Relief flooded through Dean. “3A.”
There was a minute of silence as the man tapped on a keyboard. Dean gritted his teeth as he waited, willing himself not to urge the man to hurry up.
The man harrumphed into the phone and replied after what seemed an hour, “Ayuh, them’s the Villieux brothers, Baptiste and Gilles.”
“Thank you sir, I appreciate all the help,” Dean said gratefully. “I couldn’t have gotten this cleaned up without you.”
The man grunted a ‘you’re welcome,’ and cut the connection.
Dean had names. It was time to go visit Adair and see if he could scare up something on them. If anyone could find out what the brothers were about, it was Adair.
Adair Weston was one of those rare people who enjoyed what he did. As he’d told Dean when he’d started, “I do this for the high from the chase. There’s no bigger rush than finding a bail jumper and hauling him in. I love the chase, man, and I live for getting up in the morning and finding the bad guy.”
Dean drove over to Adair’s office, and was greeted by the official mascot of the firm, Barbie, Adair’s Malamute. The monstrous shaggy wolf-like dog was a big softie, preferring to chase a toy than a person. That didn’t stop the ninety kilograms of dog being totally intimidating simply due to size.
Barbie gave a happy whuff and promptly tried to pounce Dean, who, after having such things happened before, wisely sat on the battered ivory couch before Barbie could knock him onto it. She spent the next minute sniffing Dean to make sure he was who she thought. Once the greeting was done, she moved to the opposite part of the couch and lay down, covering that half of the couch, with her tail happily thumping the cushion into dust-raising submission.
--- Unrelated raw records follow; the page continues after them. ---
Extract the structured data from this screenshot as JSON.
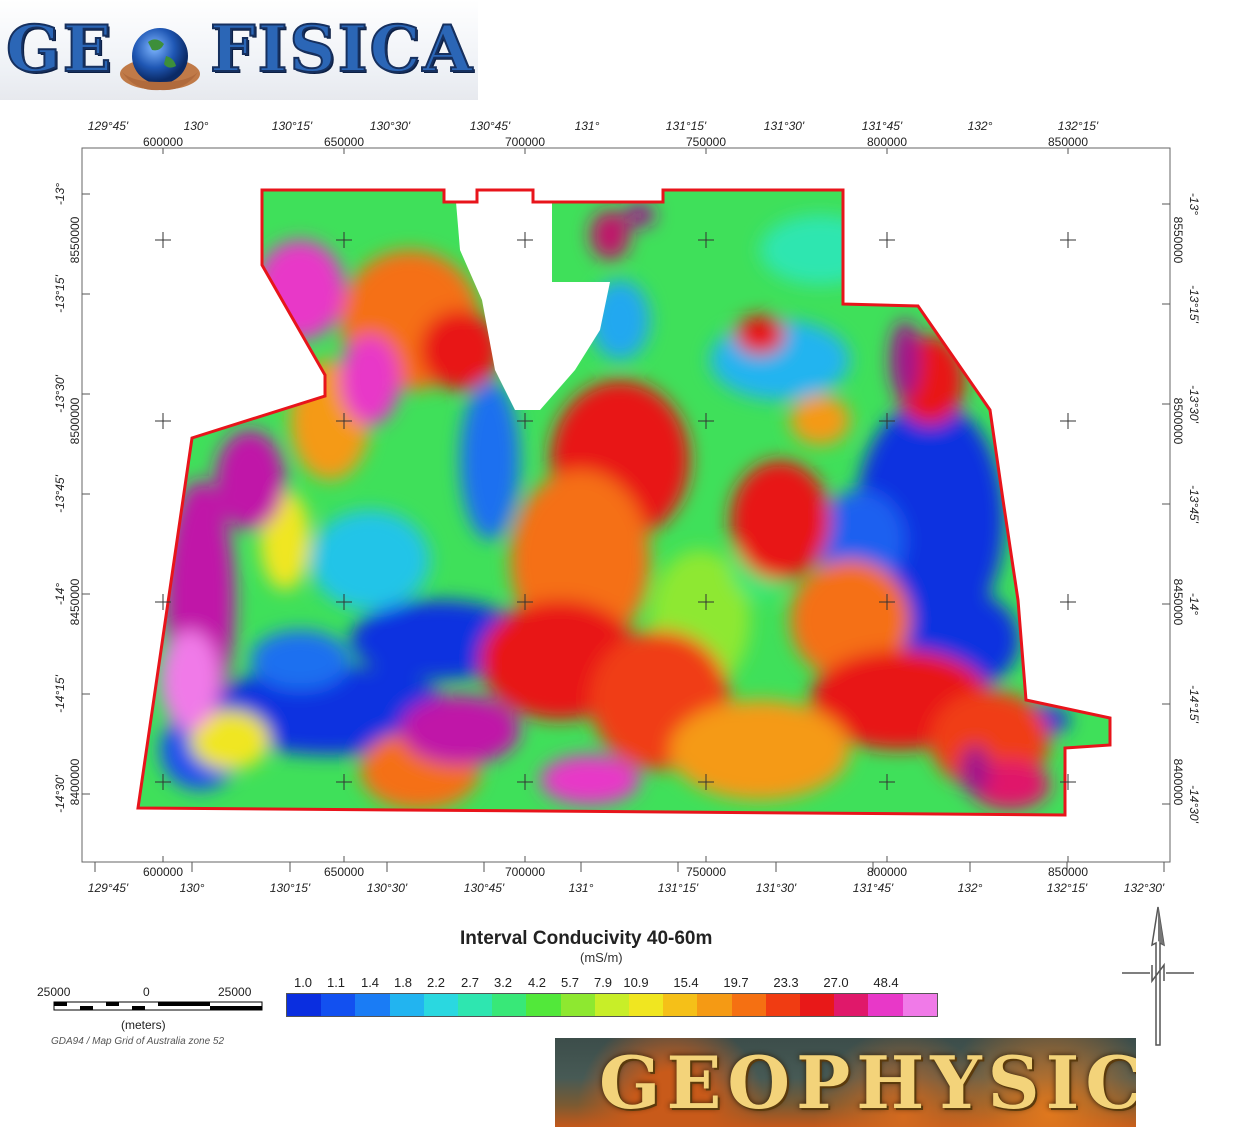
{
  "logos": {
    "top_text_a": "GE",
    "top_text_b": "FISICA",
    "bottom_text": "GEOPHYSIC"
  },
  "map": {
    "lon_top": [
      "129°45'",
      "130°",
      "130°15'",
      "130°30'",
      "130°45'",
      "131°",
      "131°15'",
      "131°30'",
      "131°45'",
      "132°",
      "132°15'"
    ],
    "lon_bottom": [
      "129°45'",
      "130°",
      "130°15'",
      "130°30'",
      "130°45'",
      "131°",
      "131°15'",
      "131°30'",
      "131°45'",
      "132°",
      "132°15'",
      "132°30'"
    ],
    "easting": [
      "600000",
      "650000",
      "700000",
      "750000",
      "800000",
      "850000"
    ],
    "lat_left": [
      "-13°",
      "-13°15'",
      "-13°30'",
      "-13°45'",
      "-14°",
      "-14°15'",
      "-14°30'"
    ],
    "lat_right": [
      "-13°",
      "-13°15'",
      "-13°30'",
      "-13°45'",
      "-14°",
      "-14°15'",
      "-14°30'"
    ],
    "northing": [
      "8550000",
      "8500000",
      "8450000",
      "8400000"
    ],
    "boundary_color": "#e8141b"
  },
  "legend": {
    "title": "Interval Conducivity 40-60m",
    "unit": "(mS/m)",
    "values": [
      "1.0",
      "1.1",
      "1.4",
      "1.8",
      "2.2",
      "2.7",
      "3.2",
      "4.2",
      "5.7",
      "7.9",
      "10.9",
      "15.4",
      "19.7",
      "23.3",
      "27.0",
      "48.4"
    ],
    "colors": [
      "#0a2ee0",
      "#1250f0",
      "#1a7cf5",
      "#22b4f0",
      "#2ad8e0",
      "#2ee6b0",
      "#38e878",
      "#52e83a",
      "#8ee830",
      "#c8ee28",
      "#f0e620",
      "#f5c018",
      "#f59a14",
      "#f57012",
      "#f03c12",
      "#e81818",
      "#e0186a",
      "#e838c8",
      "#f07ae8"
    ]
  },
  "scale": {
    "left": "25000",
    "middle": "0",
    "right": "25000",
    "units": "(meters)",
    "projection": "GDA94 / Map Grid of Australia zone 52"
  }
}
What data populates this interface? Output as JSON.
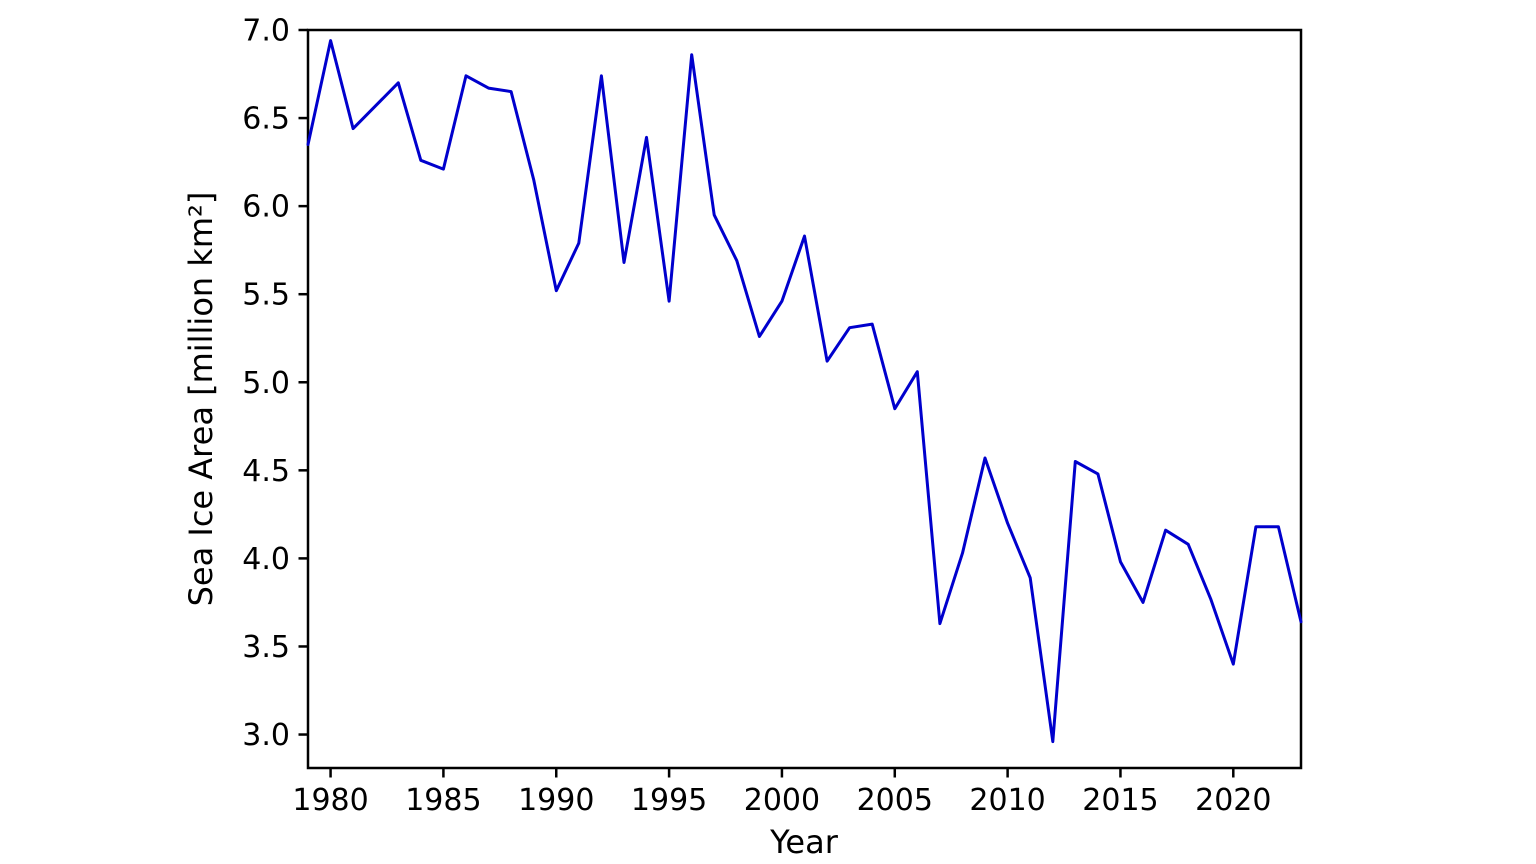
{
  "figure": {
    "background": "#ffffff",
    "frame_color": "#000000",
    "text_color": "#000000"
  },
  "chart_data": {
    "type": "line",
    "title": "",
    "xlabel": "Year",
    "ylabel": "Sea Ice Area [million km²]",
    "grid": false,
    "legend": "none",
    "xlim": [
      1979,
      2023
    ],
    "ylim": [
      2.81,
      7.0
    ],
    "xticks": [
      1980,
      1985,
      1990,
      1995,
      2000,
      2005,
      2010,
      2015,
      2020
    ],
    "yticks": [
      3.0,
      3.5,
      4.0,
      4.5,
      5.0,
      5.5,
      6.0,
      6.5,
      7.0
    ],
    "x": [
      1979,
      1980,
      1981,
      1982,
      1983,
      1984,
      1985,
      1986,
      1987,
      1988,
      1989,
      1990,
      1991,
      1992,
      1993,
      1994,
      1995,
      1996,
      1997,
      1998,
      1999,
      2000,
      2001,
      2002,
      2003,
      2004,
      2005,
      2006,
      2007,
      2008,
      2009,
      2010,
      2011,
      2012,
      2013,
      2014,
      2015,
      2016,
      2017,
      2018,
      2019,
      2020,
      2021,
      2022,
      2023
    ],
    "series": [
      {
        "name": "Sea Ice Area",
        "color": "#0000cd",
        "values": [
          6.35,
          6.94,
          6.44,
          6.57,
          6.7,
          6.26,
          6.21,
          6.74,
          6.67,
          6.65,
          6.15,
          5.52,
          5.79,
          6.74,
          5.68,
          6.39,
          5.46,
          6.86,
          5.95,
          5.69,
          5.26,
          5.46,
          5.83,
          5.12,
          5.31,
          5.33,
          4.85,
          5.06,
          3.63,
          4.03,
          4.57,
          4.2,
          3.89,
          2.96,
          4.55,
          4.48,
          3.98,
          3.75,
          4.16,
          4.08,
          3.77,
          3.4,
          4.18,
          4.18,
          3.64
        ]
      }
    ]
  }
}
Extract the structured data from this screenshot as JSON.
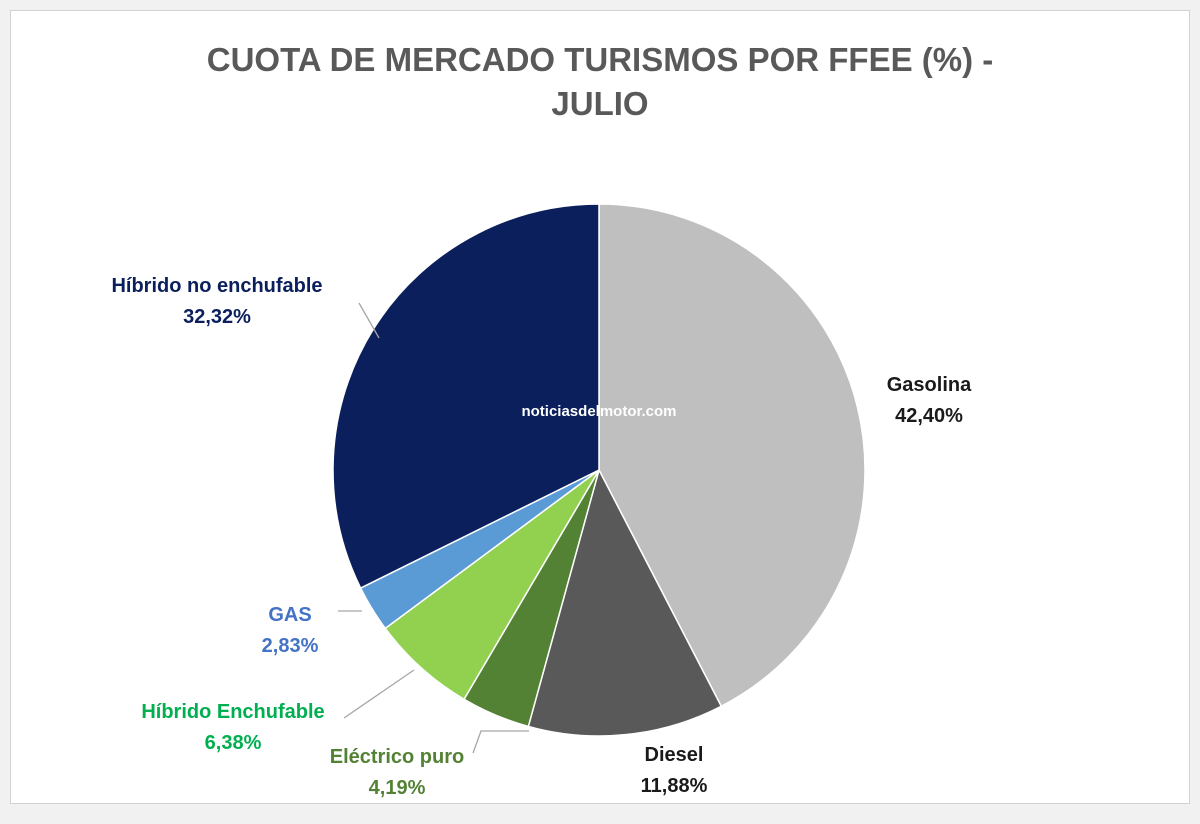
{
  "chart_data": {
    "type": "pie",
    "title_lines": [
      "CUOTA DE MERCADO TURISMOS POR FFEE (%) -",
      "JULIO"
    ],
    "watermark": "noticiasdelmotor.com",
    "slices": [
      {
        "name": "Gasolina",
        "value": 42.4,
        "value_label": "42,40%",
        "color": "#bfbfbf",
        "label_color": "#1a1a1a"
      },
      {
        "name": "Diesel",
        "value": 11.88,
        "value_label": "11,88%",
        "color": "#595959",
        "label_color": "#1a1a1a"
      },
      {
        "name": "Eléctrico puro",
        "value": 4.19,
        "value_label": "4,19%",
        "color": "#548235",
        "label_color": "#548235"
      },
      {
        "name": "Híbrido Enchufable",
        "value": 6.38,
        "value_label": "6,38%",
        "color": "#92d050",
        "label_color": "#00b050"
      },
      {
        "name": "GAS",
        "value": 2.83,
        "value_label": "2,83%",
        "color": "#5b9bd5",
        "label_color": "#4472c4"
      },
      {
        "name": "Híbrido no enchufable",
        "value": 32.32,
        "value_label": "32,32%",
        "color": "#0b1f5c",
        "label_color": "#0b1f5c"
      }
    ]
  }
}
Dean chuckled and leaned back enjoying the familiar feel of the office where he’d work not that long ago. It seemed like he had time to take one deep breath when Adair came out of his office behind the service desk, and strode rapidly up to Dean. As Dean stood up, He enveloped in a bear hug from the huge man.
“Deano! Man it is good to see you! Carny just left to go home! Man he’s gonna be pissed to miss his best bro!”
Adair Weston put Dean down and turned right around. Striding behind the service desk, he bent over and pulled open a low drawer, then straightened with a bottle of Yukon Jack in hand. Dean grimaced.
“You still drink that swill? When are you going to get civilized and get a beer?”
“Beer? BEER!? No just a second, you jump on me for drinking a nice flavorful drink, and you say beer and civilized in the same breath? Give me a fucking break, eh? Beer is for those without refined palates!” The two men were grinning throughout the exchange. To Dean, both Carny and Adair were family. Carny’d pushed Dean to study after they got out of the Air Force, and Adair taught him everything about computers and skip tracing that he’d learned firsthand by doing the business for six years. He didn’t wonder about why they were so generous, he just rolled with it, happy to have such good people around him. Dad was right. You be a decent person, and you attract decent people around you. Your friends are what others judge you by. Dad, I’ve got some good friends.
The two argued for a few minutes more, then Adair made another quick turn and walked back through his office door. “Get in here, this isn’t a social call, even though it is. You got something bugging you about the business.”
Dean walked in after being invited, and took the first guest chair next to the desk. He handed Adair a piece of paper with the names of the brothers, and a flash drive of pictures he’d taken.
“These are the guys I think are behind some kidnapping of the girl I’ve been hired to find. They switched plates on their car with another. I informed the police, but I want to see if there’s more to them.”
Adair nodded his shaggy head. The piercing blue eyes, scar on his lip, and blonde beard gave him the look of a piratical Santa Claus as he gazed at the flash drive for a moment.
“This is going to be pro bono, Adair. The family doesn’t have much, so if they’re dirty, you get to turn it in, and get the reward.”
Adair stopped nodding. His eyes locked on Dean like a pair of glittering crystals. “Fair enough, I’ll be glad to see what these bad boys have on the internet. But we split this like always. You’re my brother’s best friend, Dean. He’d be mighty pissed with me if I didn’t split any reward since you brought it to us.”